TOM HUDSON: The hunt for big dividends is not over according to tonight`s “Market Monitor.” Hank Smith is back with us, chief investment officer at Haverford Investments, with more than $6 billion under management. Hank, it`s great to see you, welcome back.
HANK SMITH, CHIEF INVEST. OFFICER, HAVERFORD INVESTMENTS: It`s great to be with you Tom. Happy New Year.
HUDSON: You as well. You`ve heard about this worry, investors have been piling into big dividend stocks for more than a year now because bonds aren`t paying anything. They are looking for some kind of payment on an interest rate. Is this too crowded of a trade at this point?
SMITH: It depends by what you mean by too crowded of a trade. Clearly it was the best performing sector last year. But I think most importantly for today`s investor, the opportunity still exists because you still have so many companies through multiple sectors that have big juicy dividends. And with the Federal Reserve coming out and basically saying they want to keep interest rates low for the next two years, this is the new fixed income.
HUDSON: And you`ve got some picks here that fit this, including Johnson & Johnson (NYSE:JNJ), J&J. This is one of those that hasn`t necessarily participated in the rally that we`ve seen, at least to any significant degree. Here in the mid 6s,– mid 60s, rather, with a yield of 3.5 percent. What are your expectations?
SMITH: Well look, at some point, all the consumer product safety issues they`ve had are going to be behind them, despite today`s announcement. And the pipeline we think is a little bit stronger than what analysts are giving credit for. So we think incrementally the news can get better for Johnson & Johnson (NYSE:JNJ). And really this is a stock with so little expectations.

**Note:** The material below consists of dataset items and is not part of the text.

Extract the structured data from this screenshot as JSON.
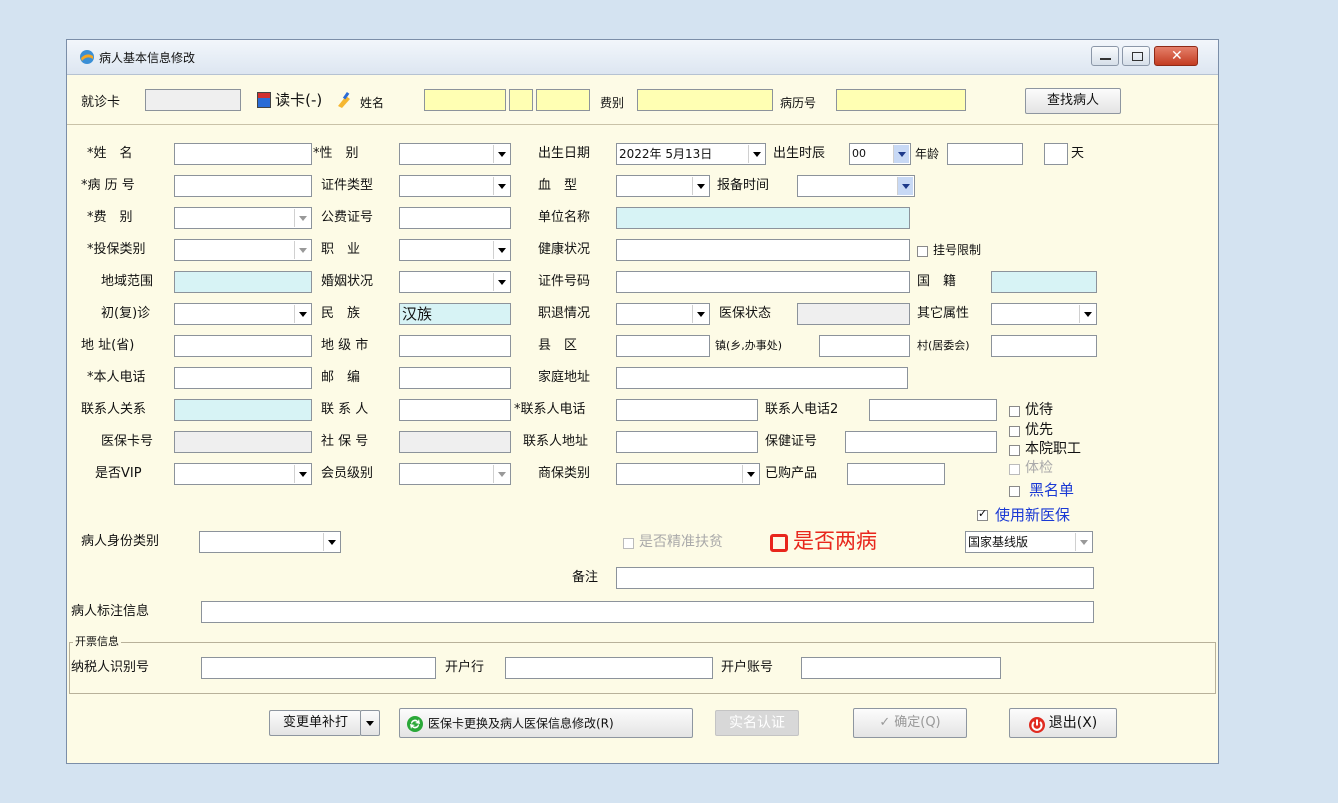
{
  "window": {
    "title": "病人基本信息修改"
  },
  "topbar": {
    "card_label": "就诊卡",
    "card_value": "",
    "read_card": "读卡(-)",
    "name_label": "姓名",
    "name_value": "",
    "fee_label": "费别",
    "fee_value": "",
    "record_label": "病历号",
    "record_value": "",
    "find": "查找病人"
  },
  "form": {
    "name": {
      "label": "*姓　名",
      "value": ""
    },
    "gender": {
      "label": "*性　别",
      "value": ""
    },
    "birth_date": {
      "label": "出生日期",
      "value": "2022年 5月13日"
    },
    "birth_time": {
      "label": "出生时辰",
      "value": "00"
    },
    "age": {
      "label": "年龄",
      "value": ""
    },
    "day": {
      "label": "天",
      "value": ""
    },
    "record_no": {
      "label": "*病 历 号",
      "value": ""
    },
    "id_type": {
      "label": "证件类型",
      "value": ""
    },
    "blood": {
      "label": "血　型",
      "value": ""
    },
    "report_time": {
      "label": "报备时间",
      "value": ""
    },
    "fee": {
      "label": "*费　别",
      "value": ""
    },
    "public_fee_no": {
      "label": "公费证号",
      "value": ""
    },
    "unit": {
      "label": "单位名称",
      "value": ""
    },
    "insurance_type": {
      "label": "*投保类别",
      "value": ""
    },
    "job": {
      "label": "职　业",
      "value": ""
    },
    "health": {
      "label": "健康状况",
      "value": ""
    },
    "reg_limit": {
      "label": "挂号限制"
    },
    "region": {
      "label": "地域范围",
      "value": ""
    },
    "marriage": {
      "label": "婚姻状况",
      "value": ""
    },
    "id_no": {
      "label": "证件号码",
      "value": ""
    },
    "nationality": {
      "label": "国　籍",
      "value": ""
    },
    "visit": {
      "label": "初(复)诊",
      "value": ""
    },
    "ethnic": {
      "label": "民　族",
      "value": "汉族"
    },
    "retire": {
      "label": "职退情况",
      "value": ""
    },
    "ins_status": {
      "label": "医保状态",
      "value": ""
    },
    "other_attr": {
      "label": "其它属性",
      "value": ""
    },
    "province": {
      "label": "地 址(省)",
      "value": ""
    },
    "city": {
      "label": "地 级 市",
      "value": ""
    },
    "county": {
      "label": "县　区",
      "value": ""
    },
    "town": {
      "label": "镇(乡,办事处)",
      "value": ""
    },
    "village": {
      "label": "村(居委会)",
      "value": ""
    },
    "phone": {
      "label": "*本人电话",
      "value": ""
    },
    "postcode": {
      "label": "邮　编",
      "value": ""
    },
    "home_addr": {
      "label": "家庭地址",
      "value": ""
    },
    "contact_rel": {
      "label": "联系人关系",
      "value": ""
    },
    "contact": {
      "label": "联 系 人",
      "value": ""
    },
    "contact_phone": {
      "label": "*联系人电话",
      "value": ""
    },
    "contact_phone2": {
      "label": "联系人电话2",
      "value": ""
    },
    "ins_card": {
      "label": "医保卡号",
      "value": ""
    },
    "social": {
      "label": "社 保 号",
      "value": ""
    },
    "contact_addr": {
      "label": "联系人地址",
      "value": ""
    },
    "health_card": {
      "label": "保健证号",
      "value": ""
    },
    "vip": {
      "label": "是否VIP",
      "value": ""
    },
    "member": {
      "label": "会员级别",
      "value": ""
    },
    "com_ins": {
      "label": "商保类别",
      "value": ""
    },
    "product": {
      "label": "已购产品",
      "value": ""
    },
    "identity": {
      "label": "病人身份类别",
      "value": ""
    },
    "poverty": {
      "label": "是否精准扶贫"
    },
    "two_disease": {
      "label": "是否两病"
    },
    "version": {
      "value": "国家基线版"
    },
    "remark": {
      "label": "备注",
      "value": ""
    },
    "mark_info": {
      "label": "病人标注信息",
      "value": ""
    }
  },
  "flags": {
    "youdai": "优待",
    "youxian": "优先",
    "staff": "本院职工",
    "exam": "体检",
    "blacklist": "黑名单",
    "new_ins": "使用新医保"
  },
  "invoice": {
    "group_title": "开票信息",
    "taxpayer": {
      "label": "纳税人识别号",
      "value": ""
    },
    "bank": {
      "label": "开户行",
      "value": ""
    },
    "account": {
      "label": "开户账号",
      "value": ""
    }
  },
  "footer": {
    "reprint": "变更单补打",
    "ins_change": "医保卡更换及病人医保信息修改(R)",
    "realname": "实名认证",
    "confirm": "确定(Q)",
    "exit": "退出(X)"
  },
  "colors": {
    "accent_red": "#e8261c",
    "accent_blue": "#1a39d4",
    "field_yellow": "#ffffb3",
    "field_cyan": "#d7f3f5"
  }
}
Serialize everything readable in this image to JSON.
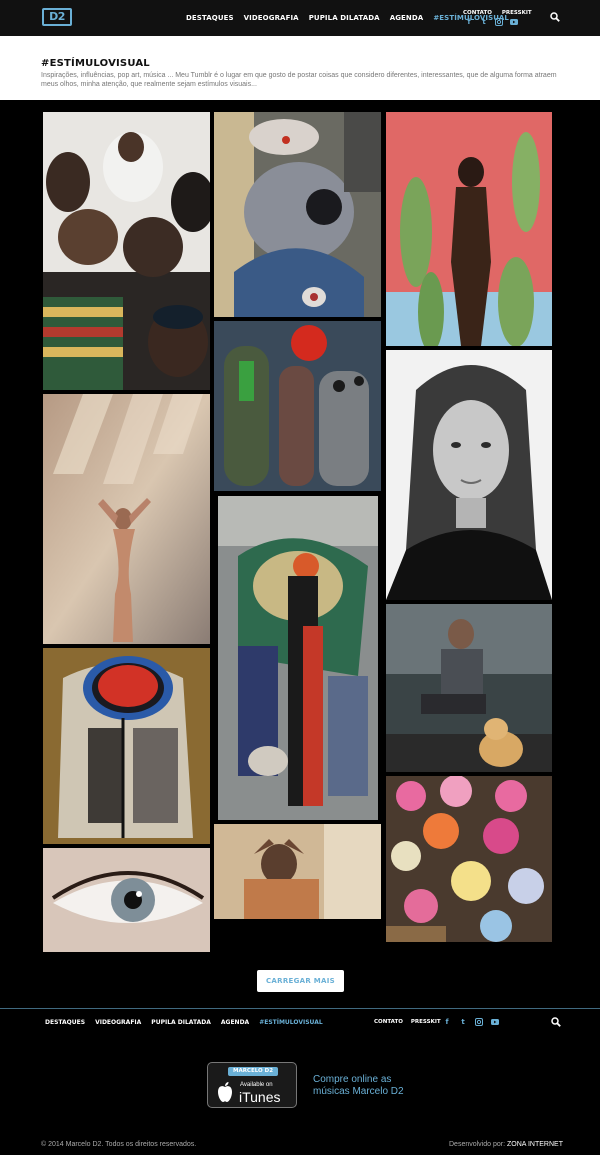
{
  "header": {
    "logo_text": "D2",
    "nav": [
      "DESTAQUES",
      "VIDEOGRAFIA",
      "PUPILA DILATADA",
      "AGENDA",
      "#ESTÍMULOVISUAL"
    ],
    "active_nav": "#ESTÍMULOVISUAL",
    "top_links": [
      "CONTATO",
      "PRESSKIT"
    ],
    "social_icons": [
      "facebook-icon",
      "twitter-icon",
      "instagram-icon",
      "youtube-icon"
    ]
  },
  "intro": {
    "title": "#ESTÍMULOVISUAL",
    "text": "Inspirações, influências, pop art, música ... Meu Tumblr é o lugar em que gosto de postar coisas que considero diferentes, interessantes, que de alguma forma atraem meus olhos, minha atenção, que realmente sejam estímulos visuais..."
  },
  "gallery": {
    "load_more_label": "CARREGAR MAIS"
  },
  "footer": {
    "nav": [
      "DESTAQUES",
      "VIDEOGRAFIA",
      "PUPILA DILATADA",
      "AGENDA",
      "#ESTÍMULOVISUAL"
    ],
    "top_links": [
      "CONTATO",
      "PRESSKIT"
    ],
    "itunes": {
      "tag": "MARCELO D2",
      "available": "Available on",
      "brand": "iTunes"
    },
    "buy_text": "Compre online as músicas Marcelo D2",
    "copyright": "© 2014 Marcelo D2. Todos os direitos reservados.",
    "credit_prefix": "Desenvolvido por: ",
    "credit_name": "ZONA INTERNET"
  },
  "colors": {
    "accent": "#6ab0d6",
    "background": "#000000"
  }
}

HUDSON: OK, on one hand you are looking health care. On the other hand, you`re looking snack food and sugary drinks here with Pepsi although it has been trying to put together a healthier profile as well. PEP, the share price well off the highs that we saw back in the spring and summertime with the yield at 3 percent. You expect the stock to be how high in a year?
SMITH: Well, there`s a lot of pressure on management to deliver shareholder returns because this has been a relative under performer. We think the commodity headwind is behind them. And with this shareholder agitation for better returns, we`re looking at, you know, 10, 15 percent return, total return for Pepsi.

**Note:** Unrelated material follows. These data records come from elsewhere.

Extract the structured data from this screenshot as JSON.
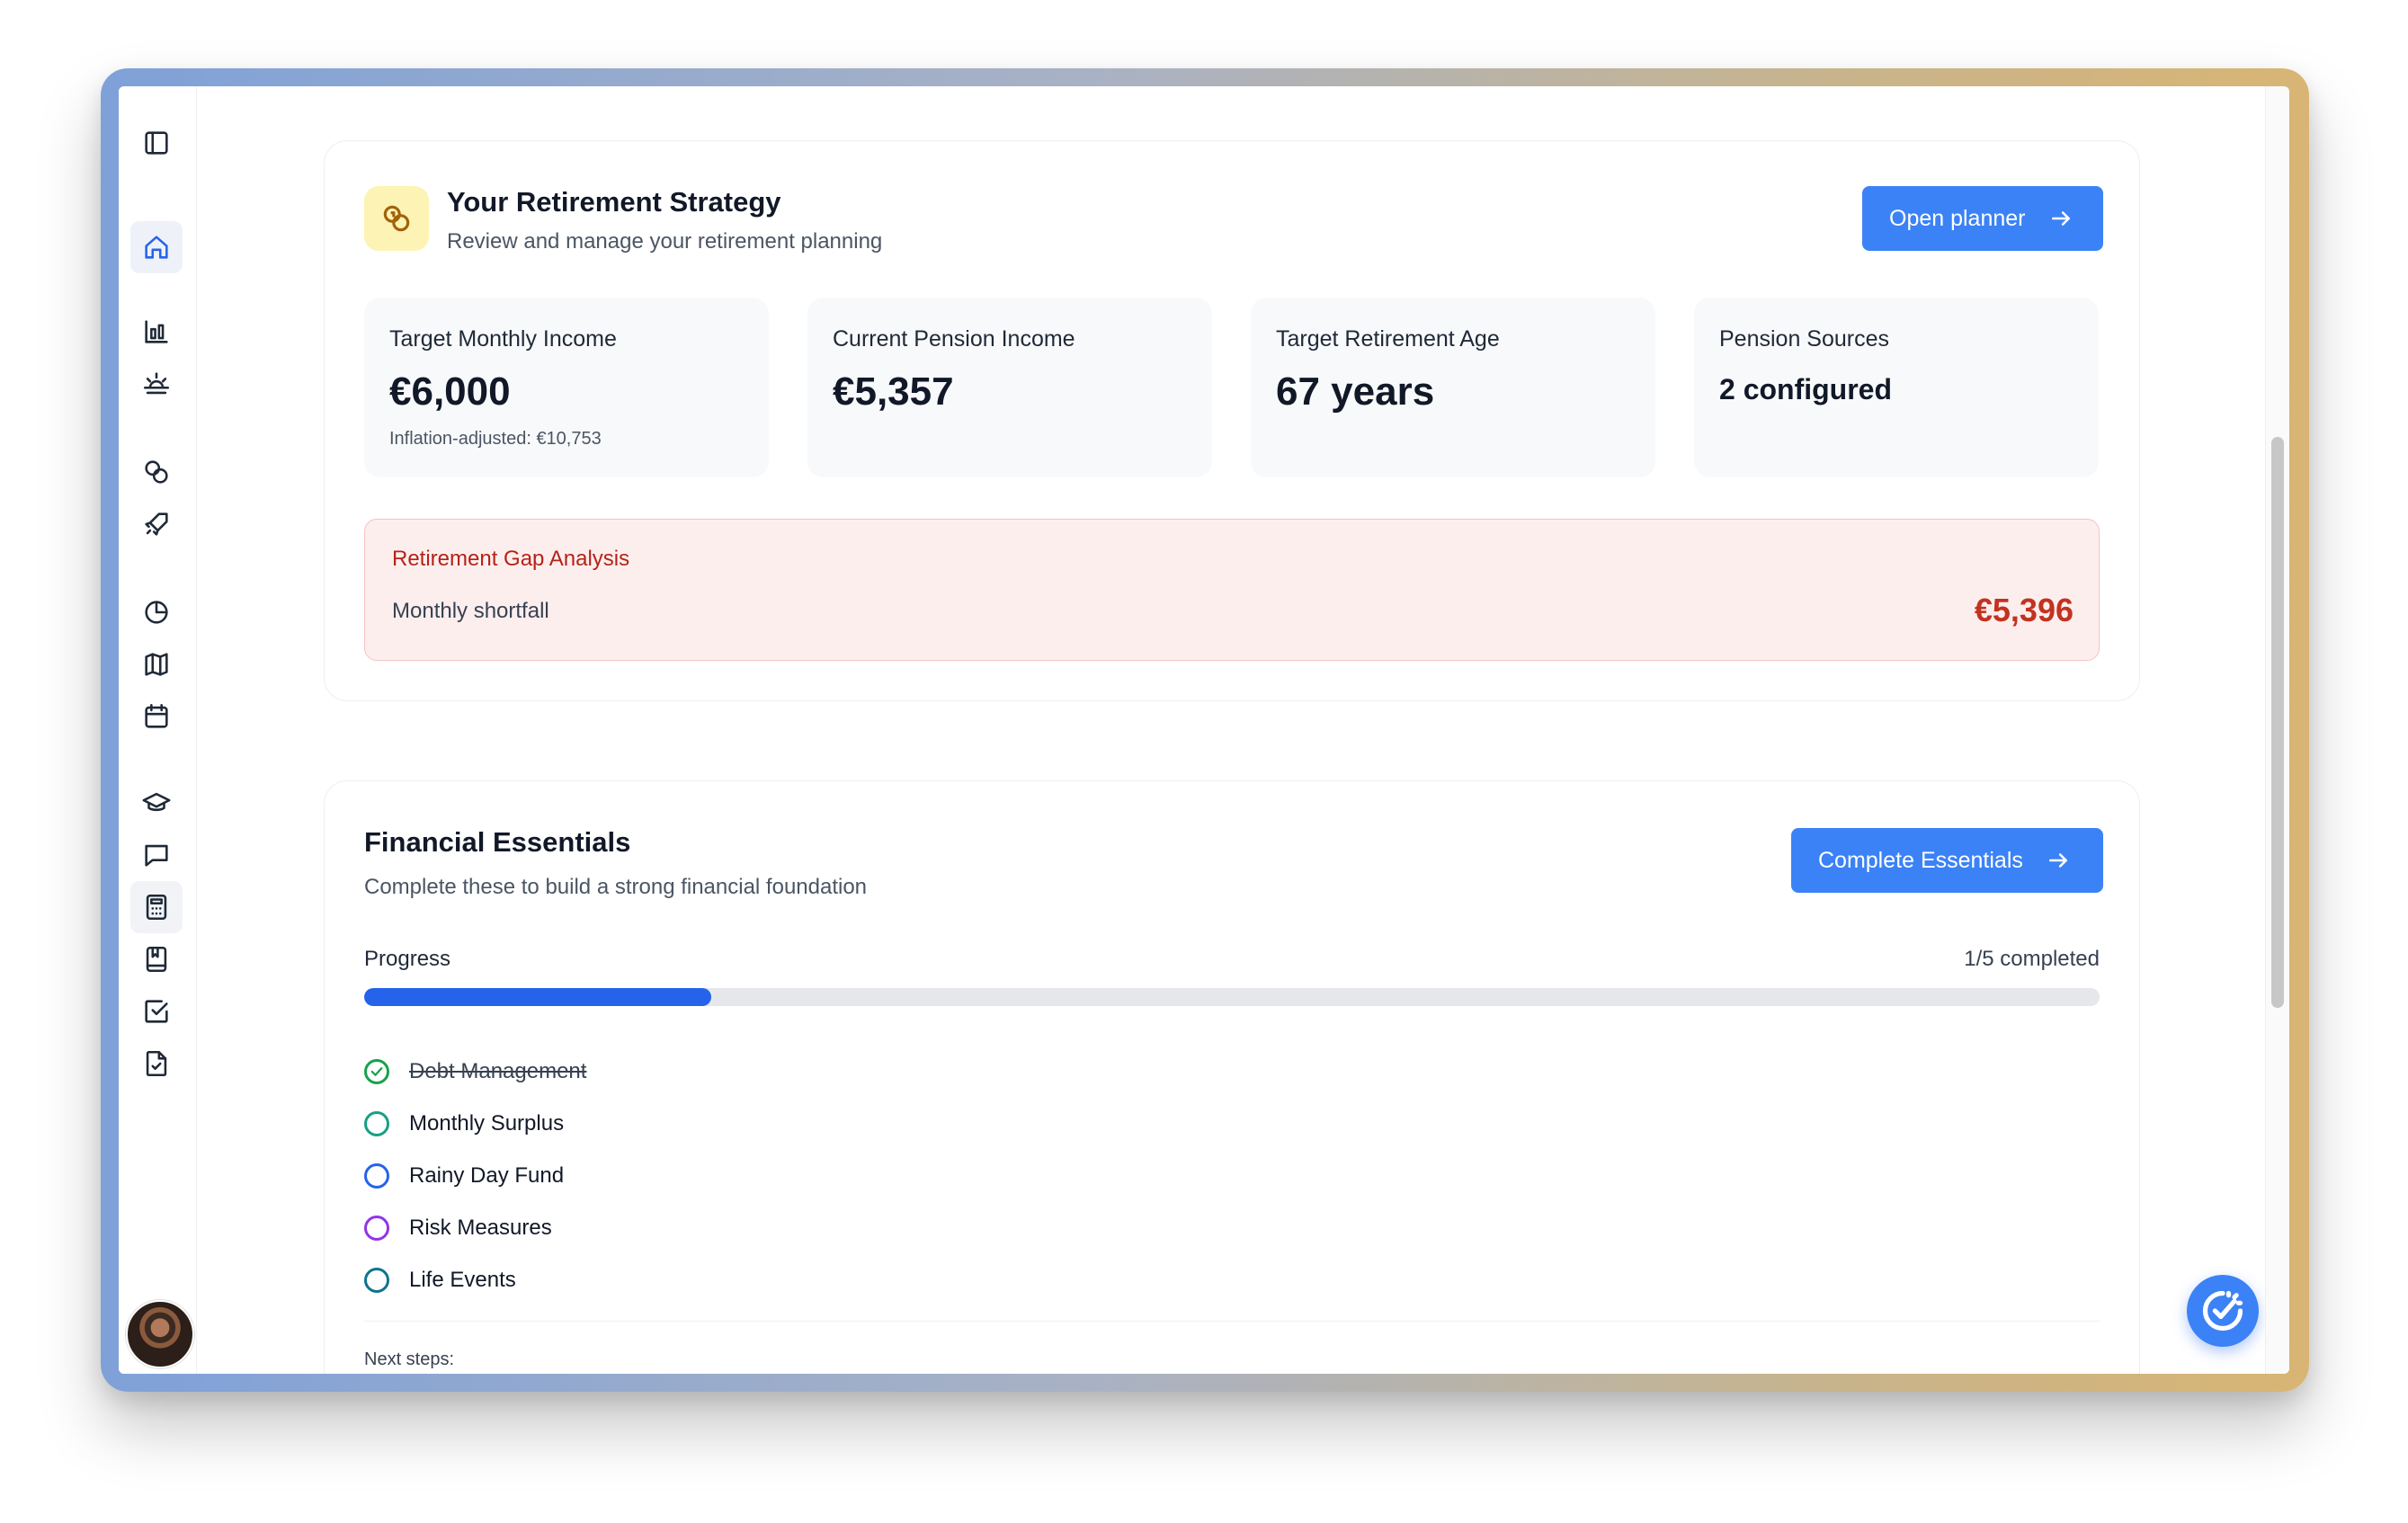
{
  "strategy": {
    "title": "Your Retirement Strategy",
    "subtitle": "Review and manage your retirement planning",
    "button_label": "Open planner",
    "stats": [
      {
        "label": "Target Monthly Income",
        "value": "€6,000",
        "note": "Inflation-adjusted: €10,753"
      },
      {
        "label": "Current Pension Income",
        "value": "€5,357"
      },
      {
        "label": "Target Retirement Age",
        "value": "67 years"
      },
      {
        "label": "Pension Sources",
        "value": "2 configured"
      }
    ],
    "gap": {
      "title": "Retirement Gap Analysis",
      "label": "Monthly shortfall",
      "value": "€5,396"
    }
  },
  "essentials": {
    "title": "Financial Essentials",
    "subtitle": "Complete these to build a strong financial foundation",
    "button_label": "Complete Essentials",
    "progress_label": "Progress",
    "progress_count": "1/5 completed",
    "progress_fraction": 0.2,
    "items": [
      {
        "label": "Debt Management",
        "done": true,
        "color": "#16a34a"
      },
      {
        "label": "Monthly Surplus",
        "done": false,
        "color": "#16a085"
      },
      {
        "label": "Rainy Day Fund",
        "done": false,
        "color": "#2563eb"
      },
      {
        "label": "Risk Measures",
        "done": false,
        "color": "#9333ea"
      },
      {
        "label": "Life Events",
        "done": false,
        "color": "#0e7490"
      }
    ],
    "next_steps_label": "Next steps:"
  },
  "colors": {
    "accent": "#3b82f6",
    "danger": "#c2331f"
  }
}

HUDSON: Of course Pepsi is known for the drink but it does more business in snack foods with Frito-Lay than Pepsi doesn`t it?

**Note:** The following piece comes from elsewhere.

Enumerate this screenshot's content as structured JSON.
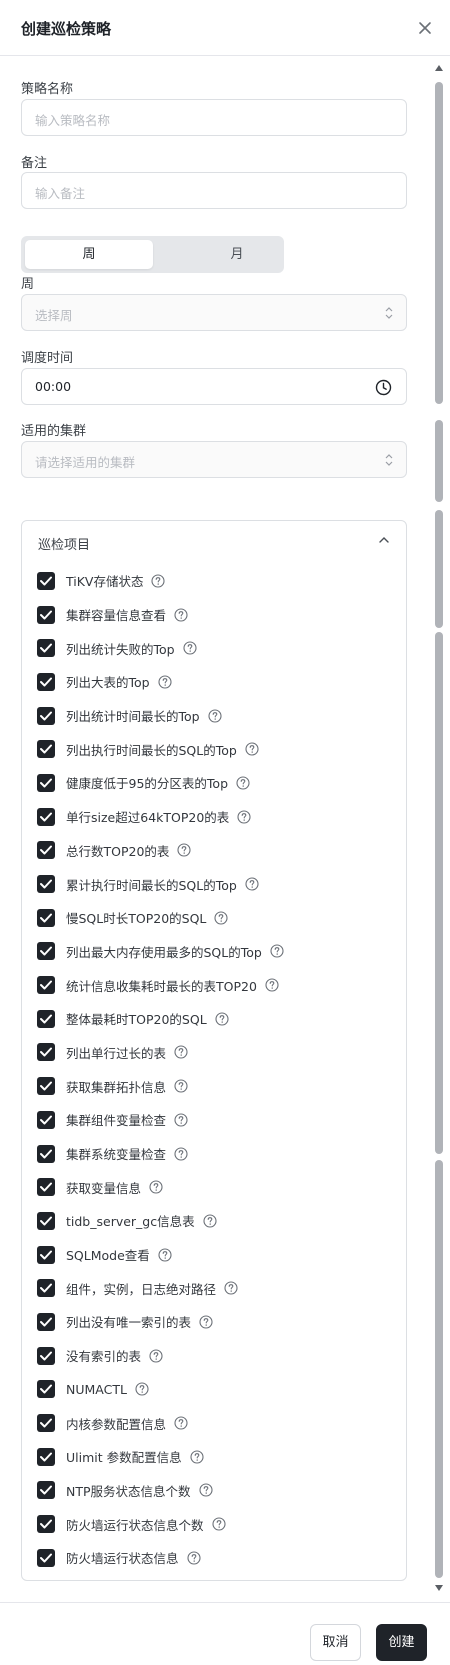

SMITH: It does. And there is tremendous global opportunity in emerging economies with that snack brand.
HUDSON: You also like materials and chemicals, Dupont (NYSE:DD), DD, the ticker symbol on this one, more than a century old. Why is this one a pick for the new century?
SMITH: Dupont (NYSE:DD) had a bear market back in the late summer, early fall. It was part of the market forecasting a recession that didn`t materialize. So Dupont`s fundamentals actually look pretty good. It`s a terrific ag play. And we think with earnings growth in the 10, 12 percent range for this year, it`s a good value today.
HUDSON: Double-digit growth range sounds good. It`s almost a year to the day that we last saw you, Hank, January 21st of last year. You had several picks and I want to walk through these here. Johnson Control is off 18 percent, Whirlpool (NYSE:WHR) down 39 percent. Do you still like any of these, any money still?
SMITH: We`ve sold Whirlpool (NYSE:WHR) in the middle of last year. Clearly we were very early about a rebound in housing. And Whirlpool (NYSE:WHR) really is not at the top tier of quality so we were very quick to get out of that.
HUDSON: Cut your losses there. Others that you liked back then, JPMorgan (NYSE:JPM) and Wal-Mart (NYSE:WMT). Those were split, Wal-Mart (NYSE:WMT) up about 9 percent. McDonald`s (NYSE:MCD) was a nice big winner. Of course this stock was just off of record highs just in the past couple of weeks, up 32 percent. Do you still like these?
SMITH: We still continue to own them. We took some profits in McDonald`s (NYSE:MCD) because of the increased valuation. And you can put that in Pepsi which has not done what McDonald`s (NYSE:MCD) has done. We like Morgan, a little early there and we continue to like Wal-Mart (NYSE:WMT).
HUDSON: Except for Whirlpool (NYSE:WHR) you own everything that we mentioned.
SMITH: That is correct. The firm owns it and I own it personally.
HUDSON: Our Friday “Market Monitor” from New York tonight, Hank Smith. He`s with Haverford Investments.